- Lefkonas Location within Greece
- Coordinates: 40°47′24″N 21°08′24″E﻿ / ﻿40.79000°N 21.14000°E
- Country: Greece
- Administrative region: West Macedonia
- Regional unit: Florina
- Municipality: Prespes
- Municipal unit: Prespes

Population (2021)
- • Community: 123
- Time zone: UTC+2 (EET)
- • Summer (DST): UTC+3 (EEST)

= Lefkonas, Florina =

Lefkonas (Λευκώνας, before 1926: Πόπλη – Popli) is a village in the Florina Regional Unit in West Macedonia, Greece.

==Name==
Macedonian speaking locals of Prespa call this village Попли, Popli. The forms of the toponym rendered with о, а and ъ indicate they emerged from a *o sound and would have originally been either Poplje or Pop'li from the Slavic *pop- pupak meaning navel, centre. Pianka Włodzimierz writes that Poplje would be unlikely as the retention of l in this instance would not occur per the sound change norms of the Macedonian language. Włodzimierz instead states that the toponym might have originally been *Po̧pъlje. The toponym ending would have been replaced with a Turkish suffix lu, due to the importance of the village as a centre for Ottoman administration. In Albanian, the village is called Pëpli.

==History==
In the late 19th century, the village was the Ottoman administrative centre and seat of the müdir (district administrator) in the Lower Prespa area. Following the Greek-Turkish population exchange, the village mosque was demolished and the church of Michael the Archangel was built in its place. The village in the modern period is renowned for its landscaped gardens. The main agricultural crop grown in the village are beans.

==Demographics ==
In the 1860s, Popli had 50 Christian houses. In the early 1900s, 180 Slavonic speaking Christians and 210 Muslim Albanians lived in the village.

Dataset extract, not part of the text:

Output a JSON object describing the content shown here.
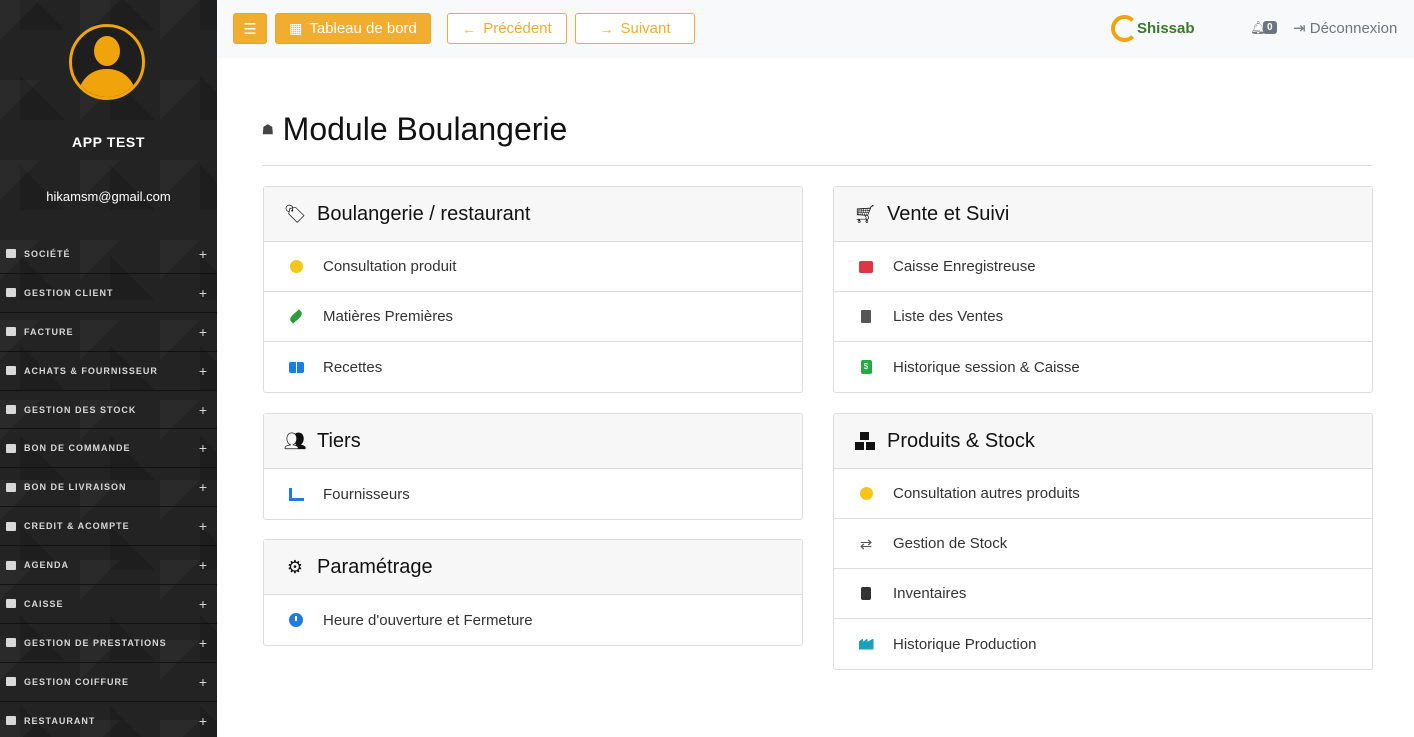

The 1920 Greek census recorded 492 people in the village, and 270 inhabitants (40 families) were Muslim in 1923. The Albanian village population was present until 1926 when they went to Turkey and were replaced with prosfiges (Greek refugees), due to the Greek–Turkish population exchange. In Popli, 41 Greek refugee families were from Asia Minor in 1926. The 1928 Greek census recorded 310 village inhabitants. In 1928, the refugee families numbered 41 (129 people). After the Greek Civil War, the Macedonian speaking population became a minority in the village.

Lefkonas had 127 inhabitants in 1981. In fieldwork done by anthropologist Riki Van Boeschoten in late 1993, Lefkonas was populated by a Greek population descended from Anatolian Greek refugees who arrived during the Greek–Turkish population exchange, and Slavophones.